Xiao Jie, a former tax chief and Minister of Finance deputy minister, was named minister of finance, the official Xinhua new agency said on Monday.
Xiao, 59, who is currently deputy secretary general of the State Council, replaces Lou Jiwei, who had served as finance minister since March 2013.
Xinhua did not say why Lou is stepping down, but analysts and policy advisors told Reuters that Lou has to retire as he is 65.
The reshuffle is expected to have little impact on fiscal policy, which is expected to be supportive in 2017 as the government leans more on increased spending and tax cuts to support growth, the analysts said.
Last month, President Xi Jinping said China will maintain a pro-active fiscal policy, adhere to prudent monetary policy and keep reasonably ample liquidity while focusing on controlling asset bubbles and controlling financial risks.
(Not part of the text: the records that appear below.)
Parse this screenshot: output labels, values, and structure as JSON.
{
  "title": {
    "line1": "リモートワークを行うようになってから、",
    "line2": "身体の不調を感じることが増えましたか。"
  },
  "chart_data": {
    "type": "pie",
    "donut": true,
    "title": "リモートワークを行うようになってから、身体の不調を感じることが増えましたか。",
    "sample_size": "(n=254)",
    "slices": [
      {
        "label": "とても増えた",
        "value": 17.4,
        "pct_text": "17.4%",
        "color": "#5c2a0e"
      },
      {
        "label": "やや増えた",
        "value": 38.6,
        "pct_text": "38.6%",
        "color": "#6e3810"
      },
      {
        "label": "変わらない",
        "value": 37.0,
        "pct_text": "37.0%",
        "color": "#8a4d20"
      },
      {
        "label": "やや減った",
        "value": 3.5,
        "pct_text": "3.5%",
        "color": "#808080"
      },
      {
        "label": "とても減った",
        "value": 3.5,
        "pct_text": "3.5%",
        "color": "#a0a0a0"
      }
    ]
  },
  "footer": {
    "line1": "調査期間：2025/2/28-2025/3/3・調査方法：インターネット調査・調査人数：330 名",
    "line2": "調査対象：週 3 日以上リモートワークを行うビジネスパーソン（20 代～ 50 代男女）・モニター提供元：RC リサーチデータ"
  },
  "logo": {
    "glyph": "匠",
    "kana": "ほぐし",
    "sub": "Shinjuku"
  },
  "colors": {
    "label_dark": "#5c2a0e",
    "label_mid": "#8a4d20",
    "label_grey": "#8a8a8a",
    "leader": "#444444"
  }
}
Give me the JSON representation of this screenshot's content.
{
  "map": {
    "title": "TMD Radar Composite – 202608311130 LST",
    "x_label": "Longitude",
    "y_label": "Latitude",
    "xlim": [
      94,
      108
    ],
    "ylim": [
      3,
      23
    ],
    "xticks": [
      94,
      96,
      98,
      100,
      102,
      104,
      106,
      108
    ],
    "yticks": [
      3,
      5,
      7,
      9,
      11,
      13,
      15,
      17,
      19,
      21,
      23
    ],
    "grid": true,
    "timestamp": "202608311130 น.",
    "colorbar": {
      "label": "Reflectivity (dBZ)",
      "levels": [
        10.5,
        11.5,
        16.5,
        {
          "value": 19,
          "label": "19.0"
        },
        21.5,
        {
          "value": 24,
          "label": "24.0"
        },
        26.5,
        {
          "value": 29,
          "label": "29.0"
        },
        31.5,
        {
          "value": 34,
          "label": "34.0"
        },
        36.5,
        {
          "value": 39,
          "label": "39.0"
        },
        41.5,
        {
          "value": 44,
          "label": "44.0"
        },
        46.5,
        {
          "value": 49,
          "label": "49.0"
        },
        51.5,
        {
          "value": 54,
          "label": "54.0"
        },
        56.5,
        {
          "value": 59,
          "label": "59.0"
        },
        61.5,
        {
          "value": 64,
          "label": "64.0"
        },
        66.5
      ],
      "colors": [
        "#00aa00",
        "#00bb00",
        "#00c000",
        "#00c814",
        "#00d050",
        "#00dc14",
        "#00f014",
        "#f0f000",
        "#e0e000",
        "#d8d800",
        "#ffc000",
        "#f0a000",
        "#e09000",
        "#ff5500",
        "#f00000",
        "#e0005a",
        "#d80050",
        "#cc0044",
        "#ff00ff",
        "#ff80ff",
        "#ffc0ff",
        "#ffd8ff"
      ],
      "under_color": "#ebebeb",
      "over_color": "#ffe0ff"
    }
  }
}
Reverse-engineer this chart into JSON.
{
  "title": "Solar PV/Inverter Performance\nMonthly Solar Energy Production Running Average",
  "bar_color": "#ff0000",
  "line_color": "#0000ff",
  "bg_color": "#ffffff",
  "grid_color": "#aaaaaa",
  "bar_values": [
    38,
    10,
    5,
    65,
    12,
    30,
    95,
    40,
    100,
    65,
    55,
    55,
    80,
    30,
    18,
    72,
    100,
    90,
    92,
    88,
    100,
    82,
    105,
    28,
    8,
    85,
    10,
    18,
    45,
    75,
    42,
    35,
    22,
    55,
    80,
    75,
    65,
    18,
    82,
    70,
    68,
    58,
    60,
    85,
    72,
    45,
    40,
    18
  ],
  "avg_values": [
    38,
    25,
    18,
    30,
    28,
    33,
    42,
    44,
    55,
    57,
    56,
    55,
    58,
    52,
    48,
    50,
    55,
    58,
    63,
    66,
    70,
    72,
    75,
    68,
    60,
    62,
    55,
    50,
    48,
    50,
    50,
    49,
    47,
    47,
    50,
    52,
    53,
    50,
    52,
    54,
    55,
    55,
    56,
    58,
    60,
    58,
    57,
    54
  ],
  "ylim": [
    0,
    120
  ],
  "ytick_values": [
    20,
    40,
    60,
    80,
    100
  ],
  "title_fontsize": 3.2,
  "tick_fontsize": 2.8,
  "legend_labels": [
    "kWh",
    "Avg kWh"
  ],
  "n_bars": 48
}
China’s current fiscal deficit target is 3 percent of gross domestic product (GDP), up from an actual 2.4 percent in 2015.
“The fiscal deficit is likely to expand further this year,” said a government economist who declined to be identified because he was not authorized to speak to the media.
“Monetary policy could still be accommodative but the effectiveness of monetary policy is falling.”
Some central bank officials have said China has room to raise its fiscal deficit ratio to between 4 and 5 percent to more effectively boost the economy.
Policy insiders expect Xiao to continue fiscal reforms, but President Xi is seen as calling the shots in setting the key economic and reform agenda.
Top leaders and policymakers are expected to map out the agenda for 2017 at the annual Central Economic Work Conference, expected in December.
Risks posted by China’s growing debt and red-hot property market have touched off an internal debate over whether China should tolerate growth as low as 6 percent in 2017 to allow more room for painful reforms.
Lou has been pushing fiscal reforms under which tight controls have been imposed on new local government debt issuance to help ward off financial risks following a borrowing binge since the global financial crisis.
Local governments have been allowed to swap high-cost maturing debt for lower-cost debt, under a program that was kicked off in 2015.
China’s overall debt has jumped to more than 250 percent of GDP from 150 percent at the end of 2006, the kind of surge that in other countries has resulted in a financial bust or sharp economic slowdown, analysts say.
Under the banner of prudent monetary policy, banks doled out a record amount of credit this year to support growth, but credit has been flowing into the property sector as the real economy weakens, and fueled debt risks.
The IMF has warned that the high corporate debt ratio of 145 percent of GDP could lead to slower economic growth if not addressed.
Last week, Lou said in written comments at a forum that China is actively pushing reforms on property taxes as it overhauls its fiscal system.
But policy insiders said the tax is unlikely to be rolled out any time soon due to debates on its economic impact.
China also named Chen Wenqing as the new chief of the secretive Ministry of State Security, as well as a new head of civil affairs, at the closing of a regular session of the standing committee of China’s parliament.